Five indiviual stories intersect following a middleman distributing money, a 13 year old grocery delivery boy, a graduate, a coutre tailor and two teenage wannabe gangsters. Each story exposes their own connection with the organized crime syndicate of Italy, known as the Camorra.

"Gomorra" is a immersing film that exposes the modern day italian maffia known as the Camorra. Based off the book of the same name written by Roberto Saviano, the film reveals the Camorra's outstrecthing control over the city of Naples. Director Matteo Garrone creates a well developed intersecting film, however "Gamorra" is at times very hard to follow, leaving the viewer confused and desperately trying to make heads or tales of what exactly is going on between all five stories.

Cinematographer Marco Onorato delivers a striking vision throughout "Gomorra," one that submerses the viewer into the under-belly of the Camorra.

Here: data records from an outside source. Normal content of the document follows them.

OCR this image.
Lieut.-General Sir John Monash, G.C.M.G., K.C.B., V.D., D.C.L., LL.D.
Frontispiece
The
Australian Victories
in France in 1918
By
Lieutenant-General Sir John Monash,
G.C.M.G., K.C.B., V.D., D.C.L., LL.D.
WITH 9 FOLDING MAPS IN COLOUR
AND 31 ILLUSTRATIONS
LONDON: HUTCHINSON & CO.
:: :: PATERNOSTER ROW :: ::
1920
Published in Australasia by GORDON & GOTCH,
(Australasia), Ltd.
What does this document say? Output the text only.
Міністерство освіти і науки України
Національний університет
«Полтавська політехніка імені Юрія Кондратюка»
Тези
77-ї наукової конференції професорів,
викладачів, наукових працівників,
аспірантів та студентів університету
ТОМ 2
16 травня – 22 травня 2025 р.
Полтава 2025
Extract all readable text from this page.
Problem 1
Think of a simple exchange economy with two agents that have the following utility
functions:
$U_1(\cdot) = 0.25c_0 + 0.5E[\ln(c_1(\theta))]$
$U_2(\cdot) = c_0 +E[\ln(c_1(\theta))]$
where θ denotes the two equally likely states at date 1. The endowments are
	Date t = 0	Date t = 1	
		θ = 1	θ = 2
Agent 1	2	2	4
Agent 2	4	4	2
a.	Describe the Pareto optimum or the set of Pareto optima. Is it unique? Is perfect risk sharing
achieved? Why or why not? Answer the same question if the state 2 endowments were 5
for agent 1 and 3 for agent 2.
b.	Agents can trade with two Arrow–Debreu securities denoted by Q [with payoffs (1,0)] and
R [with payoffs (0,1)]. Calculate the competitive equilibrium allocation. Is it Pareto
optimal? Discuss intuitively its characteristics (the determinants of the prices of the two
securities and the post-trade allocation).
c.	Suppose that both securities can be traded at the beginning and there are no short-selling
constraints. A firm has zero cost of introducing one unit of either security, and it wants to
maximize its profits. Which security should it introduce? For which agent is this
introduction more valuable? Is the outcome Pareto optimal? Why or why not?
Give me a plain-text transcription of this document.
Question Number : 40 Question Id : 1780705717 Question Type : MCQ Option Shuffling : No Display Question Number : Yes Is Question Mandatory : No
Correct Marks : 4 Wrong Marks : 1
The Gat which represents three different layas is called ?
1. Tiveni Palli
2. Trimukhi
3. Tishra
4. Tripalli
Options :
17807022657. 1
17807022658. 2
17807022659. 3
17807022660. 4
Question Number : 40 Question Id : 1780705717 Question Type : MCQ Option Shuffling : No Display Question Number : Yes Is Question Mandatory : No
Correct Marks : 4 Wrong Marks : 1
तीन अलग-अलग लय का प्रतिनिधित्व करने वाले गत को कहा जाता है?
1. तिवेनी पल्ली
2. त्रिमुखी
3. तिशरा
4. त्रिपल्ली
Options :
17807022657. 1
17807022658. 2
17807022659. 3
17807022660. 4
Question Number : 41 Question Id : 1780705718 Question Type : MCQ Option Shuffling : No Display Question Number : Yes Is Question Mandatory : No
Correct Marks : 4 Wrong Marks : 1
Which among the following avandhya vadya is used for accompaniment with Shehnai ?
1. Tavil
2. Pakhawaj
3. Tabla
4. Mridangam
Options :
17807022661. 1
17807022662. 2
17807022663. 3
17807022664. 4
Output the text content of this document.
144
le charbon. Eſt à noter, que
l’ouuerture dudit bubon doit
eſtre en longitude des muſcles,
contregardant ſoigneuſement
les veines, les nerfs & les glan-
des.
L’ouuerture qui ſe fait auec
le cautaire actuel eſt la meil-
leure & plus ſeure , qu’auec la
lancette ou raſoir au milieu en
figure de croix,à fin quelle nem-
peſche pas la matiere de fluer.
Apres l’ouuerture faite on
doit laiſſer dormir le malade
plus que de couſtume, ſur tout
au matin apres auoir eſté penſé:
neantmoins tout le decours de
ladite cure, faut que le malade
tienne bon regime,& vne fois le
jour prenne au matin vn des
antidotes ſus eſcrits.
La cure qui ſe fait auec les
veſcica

Particularly, the use of the urban neighborhoods in Naples and the sprawling apartments that the Camorra have overrun with drugs and corruption. Onorato's steady cam work pulls the viewer right into the action, leaving them face to face with the bitter decisions made throughout the 137 minute running time.

The large cast is well played throughout. Each member of the cast contributes effectively, which makes for a rousing film going experience. Nicolo Manta as Toto, the 13-year old grocery delivery boy, is one of the standout performances here in "Gomorra." The young actor's portrayal of young boy sucked into the wrong situations are brilliant and the highlight of the film. Marco Macor and Ciro Petrone are also electrifying in their performances as two wannabe gangsters who idolize the Brian De Palma film, Scarface. It should also be noted that Salvatore Cantalupo who plays Pasquale a couture tailor, that while having the smallest of the five intersecting stories, was so suttle, moving and well performed he creates a calming tone and to an otherwise stirring and alarming film.

Overall "Gomorra" is a powerful film, but loses some of it's impact due to a hard to follow plot. The intersecting storylines are each independantly well done, however when put together they become jaded and lose some of their focus. By all means though, there is alot going on in "Gomorra" and keeping track of each storyline becomes cumbersome in points. The summative information on the Camorra and their corruption given at the end of the film is mesmerizing, it's just too bad the rest of the film didn't have the same result.